Está a ser modelada uma superfície frontal a atravessar o NW do Pais durante o dia de Sábado que poderia afectar o litoral oeste na zona centro! mas ainda falta alguns dias ainda pode mudar algo até lá! Por isso vai acompanhando o modelo e aqui o fórum para teres uma melhor ideia de como vai estar.Lá mais para quarta tens uma melhor ideia de como vai estar no fim de semana...mas em principio é isso chuva ou aguaceiros no NW e litoral centro no Sábado e melhor tempo no Domingo, calor é que é para esquecer no fim de semana...


----------



## Lousano (27 Jul 2009 às 22:29)

miguel disse:


> Está a ser modelada uma superfície frontal a atravessar o NW do Pais durante o dia de Sábado que poderia afectar o litoral oeste na zona centro! mas ainda falta alguns dias ainda pode mudar algo até lá! Por isso vai acompanhando o modelo e aqui o fórum para teres uma melhor ideia de como vai estar.Lá mais para quarta tens uma melhor ideia de como vai estar no fim de semana...mas em principio é isso chuva ou aguaceiros no NW e litoral centro no Sábado e melhor tempo no Domingo, calor é que é para esquecer no fim de semana...

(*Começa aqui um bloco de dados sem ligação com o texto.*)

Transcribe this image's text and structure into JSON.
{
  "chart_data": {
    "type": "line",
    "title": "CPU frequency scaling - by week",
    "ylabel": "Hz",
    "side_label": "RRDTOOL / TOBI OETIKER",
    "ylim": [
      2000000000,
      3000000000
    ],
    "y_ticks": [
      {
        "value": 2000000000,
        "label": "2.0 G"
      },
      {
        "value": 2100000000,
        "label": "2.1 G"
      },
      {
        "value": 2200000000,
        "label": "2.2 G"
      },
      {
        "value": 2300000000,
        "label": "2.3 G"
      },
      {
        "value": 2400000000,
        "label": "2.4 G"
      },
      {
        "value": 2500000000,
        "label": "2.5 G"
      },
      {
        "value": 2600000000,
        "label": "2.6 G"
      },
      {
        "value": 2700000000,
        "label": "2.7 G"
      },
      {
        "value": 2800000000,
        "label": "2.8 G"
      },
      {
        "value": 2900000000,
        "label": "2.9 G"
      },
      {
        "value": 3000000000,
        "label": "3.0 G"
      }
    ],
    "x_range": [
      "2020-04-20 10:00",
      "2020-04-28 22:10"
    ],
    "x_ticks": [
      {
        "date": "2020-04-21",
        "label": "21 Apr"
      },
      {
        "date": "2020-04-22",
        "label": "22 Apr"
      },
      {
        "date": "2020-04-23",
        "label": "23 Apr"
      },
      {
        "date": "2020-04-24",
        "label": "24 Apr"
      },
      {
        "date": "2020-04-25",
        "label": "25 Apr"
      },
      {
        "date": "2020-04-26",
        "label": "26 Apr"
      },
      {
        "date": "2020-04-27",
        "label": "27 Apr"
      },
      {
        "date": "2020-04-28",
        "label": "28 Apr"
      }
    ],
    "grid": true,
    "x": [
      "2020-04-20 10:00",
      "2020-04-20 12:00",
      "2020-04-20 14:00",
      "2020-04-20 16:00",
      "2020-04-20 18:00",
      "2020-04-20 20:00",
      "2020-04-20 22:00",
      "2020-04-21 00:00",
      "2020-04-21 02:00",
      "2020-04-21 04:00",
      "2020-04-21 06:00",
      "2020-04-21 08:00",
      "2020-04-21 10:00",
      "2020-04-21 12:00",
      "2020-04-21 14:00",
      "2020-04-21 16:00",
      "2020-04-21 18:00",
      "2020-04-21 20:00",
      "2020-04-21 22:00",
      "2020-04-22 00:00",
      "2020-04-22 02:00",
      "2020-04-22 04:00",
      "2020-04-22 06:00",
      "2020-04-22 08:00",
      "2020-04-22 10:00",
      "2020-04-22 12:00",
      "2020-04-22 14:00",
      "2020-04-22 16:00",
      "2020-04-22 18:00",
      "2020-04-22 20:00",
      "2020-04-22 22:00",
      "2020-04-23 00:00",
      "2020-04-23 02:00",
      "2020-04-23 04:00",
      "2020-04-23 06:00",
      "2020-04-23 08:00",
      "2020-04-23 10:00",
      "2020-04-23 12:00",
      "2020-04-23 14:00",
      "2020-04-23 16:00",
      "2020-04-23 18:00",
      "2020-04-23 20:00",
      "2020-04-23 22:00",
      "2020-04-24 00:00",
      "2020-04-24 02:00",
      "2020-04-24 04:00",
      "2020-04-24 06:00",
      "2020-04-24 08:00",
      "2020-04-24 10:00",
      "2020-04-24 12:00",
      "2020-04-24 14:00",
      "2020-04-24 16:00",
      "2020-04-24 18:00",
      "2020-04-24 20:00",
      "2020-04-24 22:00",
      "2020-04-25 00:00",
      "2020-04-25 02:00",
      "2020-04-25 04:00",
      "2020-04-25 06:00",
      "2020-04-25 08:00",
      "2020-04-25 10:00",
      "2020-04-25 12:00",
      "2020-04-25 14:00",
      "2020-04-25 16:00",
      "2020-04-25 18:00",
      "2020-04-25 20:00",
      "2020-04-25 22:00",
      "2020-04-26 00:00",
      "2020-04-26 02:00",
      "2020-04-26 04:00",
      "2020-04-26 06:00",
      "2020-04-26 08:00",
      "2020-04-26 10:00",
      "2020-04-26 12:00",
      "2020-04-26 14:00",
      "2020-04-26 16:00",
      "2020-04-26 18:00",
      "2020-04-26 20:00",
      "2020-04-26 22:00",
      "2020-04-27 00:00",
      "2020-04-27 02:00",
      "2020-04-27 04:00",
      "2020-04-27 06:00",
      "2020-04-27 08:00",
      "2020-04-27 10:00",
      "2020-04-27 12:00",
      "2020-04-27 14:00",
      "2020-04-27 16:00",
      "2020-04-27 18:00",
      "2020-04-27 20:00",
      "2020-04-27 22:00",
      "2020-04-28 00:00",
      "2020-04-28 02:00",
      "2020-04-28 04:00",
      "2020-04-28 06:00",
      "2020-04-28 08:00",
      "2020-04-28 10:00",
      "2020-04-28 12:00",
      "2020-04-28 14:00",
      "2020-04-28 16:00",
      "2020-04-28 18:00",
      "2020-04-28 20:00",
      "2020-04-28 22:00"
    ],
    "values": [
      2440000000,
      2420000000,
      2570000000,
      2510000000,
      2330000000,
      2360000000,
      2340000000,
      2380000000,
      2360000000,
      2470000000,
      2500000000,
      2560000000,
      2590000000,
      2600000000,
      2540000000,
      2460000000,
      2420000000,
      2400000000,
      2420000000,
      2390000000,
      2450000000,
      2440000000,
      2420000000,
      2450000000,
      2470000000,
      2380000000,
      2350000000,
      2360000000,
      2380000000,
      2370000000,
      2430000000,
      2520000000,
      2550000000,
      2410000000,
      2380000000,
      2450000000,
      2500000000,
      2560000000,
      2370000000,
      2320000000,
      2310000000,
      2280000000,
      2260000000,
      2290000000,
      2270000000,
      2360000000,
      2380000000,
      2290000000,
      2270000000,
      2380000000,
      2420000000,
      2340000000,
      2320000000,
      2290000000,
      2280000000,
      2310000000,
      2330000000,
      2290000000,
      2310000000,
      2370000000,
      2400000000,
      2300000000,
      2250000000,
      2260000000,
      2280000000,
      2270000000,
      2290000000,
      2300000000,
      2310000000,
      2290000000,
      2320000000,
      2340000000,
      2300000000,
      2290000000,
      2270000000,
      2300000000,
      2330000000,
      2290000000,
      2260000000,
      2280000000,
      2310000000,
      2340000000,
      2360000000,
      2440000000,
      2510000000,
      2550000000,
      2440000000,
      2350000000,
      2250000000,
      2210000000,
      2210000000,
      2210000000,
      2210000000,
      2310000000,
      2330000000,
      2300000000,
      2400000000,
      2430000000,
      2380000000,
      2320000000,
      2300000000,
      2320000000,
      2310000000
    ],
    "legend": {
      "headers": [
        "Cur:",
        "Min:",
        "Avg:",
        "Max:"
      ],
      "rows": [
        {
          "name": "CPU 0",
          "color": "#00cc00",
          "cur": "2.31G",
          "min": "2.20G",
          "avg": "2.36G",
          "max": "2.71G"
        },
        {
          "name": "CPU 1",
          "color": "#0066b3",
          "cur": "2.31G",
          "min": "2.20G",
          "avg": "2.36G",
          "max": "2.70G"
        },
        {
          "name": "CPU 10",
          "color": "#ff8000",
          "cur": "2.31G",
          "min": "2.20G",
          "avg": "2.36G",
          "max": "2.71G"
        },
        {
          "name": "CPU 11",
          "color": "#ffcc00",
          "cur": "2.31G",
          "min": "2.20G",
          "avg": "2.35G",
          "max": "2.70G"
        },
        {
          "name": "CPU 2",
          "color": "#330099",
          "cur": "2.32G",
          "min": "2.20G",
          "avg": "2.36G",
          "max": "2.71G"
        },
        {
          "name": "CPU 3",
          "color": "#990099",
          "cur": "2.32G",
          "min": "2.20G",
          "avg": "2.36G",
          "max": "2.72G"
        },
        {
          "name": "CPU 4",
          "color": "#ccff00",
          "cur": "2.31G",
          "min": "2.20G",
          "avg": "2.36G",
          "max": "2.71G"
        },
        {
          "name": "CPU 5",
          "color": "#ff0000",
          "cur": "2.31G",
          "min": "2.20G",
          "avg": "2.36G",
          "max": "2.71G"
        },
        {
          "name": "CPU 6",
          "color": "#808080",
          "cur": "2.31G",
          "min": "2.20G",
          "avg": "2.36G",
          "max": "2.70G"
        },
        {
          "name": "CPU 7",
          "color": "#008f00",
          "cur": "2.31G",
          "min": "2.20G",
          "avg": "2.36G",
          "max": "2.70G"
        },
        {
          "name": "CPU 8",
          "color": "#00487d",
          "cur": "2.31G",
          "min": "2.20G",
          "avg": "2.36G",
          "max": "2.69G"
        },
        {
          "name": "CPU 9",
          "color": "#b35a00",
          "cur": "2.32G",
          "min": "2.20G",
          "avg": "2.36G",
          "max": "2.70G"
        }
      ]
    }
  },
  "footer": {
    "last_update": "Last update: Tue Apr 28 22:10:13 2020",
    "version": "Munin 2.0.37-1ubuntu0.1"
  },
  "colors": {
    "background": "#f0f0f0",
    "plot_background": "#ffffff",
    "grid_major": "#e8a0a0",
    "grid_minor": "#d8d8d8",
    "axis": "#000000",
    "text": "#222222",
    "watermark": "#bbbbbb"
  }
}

E a tendência é para agravamento da superfície frontal, mas por outro lado deverá ser um Domingo e Segunda-Feira muito bom na Figueira da Foz, enquanto a nortada não volta a ser rainha.


----------



## Mjhb (28 Jul 2009 às 21:36)

Para próxima semana a minha prima vai para Lisboa, e começa-se a preocupar com o tempo...


----------



## Skizzo (28 Jul 2009 às 23:07)

Eu também. Vou fazer férias aqui pela zona norte, e preciso duma primeira semana de Agosto com sol.


----------



## belem (28 Jul 2009 às 23:15)

Preocupações com o tempo para a semana?
Porquê?
O que é que vai acontecer?


----------



## N_Fig (28 Jul 2009 às 23:24)

Skizzo disse:


> Eu também. Vou fazer férias aqui pela zona norte, e preciso duma primeira semana de Agosto com sol.

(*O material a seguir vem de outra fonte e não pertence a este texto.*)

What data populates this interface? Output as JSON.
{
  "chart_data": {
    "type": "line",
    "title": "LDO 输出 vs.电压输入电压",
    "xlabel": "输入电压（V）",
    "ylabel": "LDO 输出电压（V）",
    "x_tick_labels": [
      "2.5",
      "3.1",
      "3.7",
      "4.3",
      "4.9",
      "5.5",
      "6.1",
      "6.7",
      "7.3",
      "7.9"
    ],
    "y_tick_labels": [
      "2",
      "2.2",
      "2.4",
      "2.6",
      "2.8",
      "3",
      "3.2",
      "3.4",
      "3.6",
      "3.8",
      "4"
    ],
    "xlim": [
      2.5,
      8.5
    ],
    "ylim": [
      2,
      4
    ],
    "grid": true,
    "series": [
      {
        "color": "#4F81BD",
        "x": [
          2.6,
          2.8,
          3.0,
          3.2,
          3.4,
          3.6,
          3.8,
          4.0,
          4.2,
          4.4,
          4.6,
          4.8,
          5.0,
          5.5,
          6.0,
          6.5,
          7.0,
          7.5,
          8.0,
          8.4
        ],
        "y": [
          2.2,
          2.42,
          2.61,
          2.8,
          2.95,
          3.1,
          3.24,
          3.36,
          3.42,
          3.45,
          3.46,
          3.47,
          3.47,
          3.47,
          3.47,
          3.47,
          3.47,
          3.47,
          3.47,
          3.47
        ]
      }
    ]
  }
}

Não vais ter sorte, se queres sol no Norte.
Estive a ver previsões e apenas no Domingo dia 2 há céu limpo. Nos outros dias céu nublado e por vezes chuva.


----------



## Skizzo (29 Jul 2009 às 00:54)

Sim mas ainda é muito cedo para fazer previsões para o resto da próxima semana.


----------



## Vince (29 Jul 2009 às 09:47)

belem disse:


> Preocupações com o tempo para a semana?
> Porquê?
> O que é que vai acontecer?




Uma superfície frontal no sábado, em princípio fraca como se vê nas imagens em baixo. E a continuação na 1ª semana  de Agosto do tempo ameno devido à cadência regular destas ondulações que trazem tempo mais fresco e nublado alternando com céu limpo, sobretudo no noroeste, e pouco sentidas no sul.

*GFS e ECM*


----------



## N_Fig (29 Jul 2009 às 10:25)

Skizzo disse:


> Sim mas ainda é muito cedo para fazer previsões para o resto da próxima semana.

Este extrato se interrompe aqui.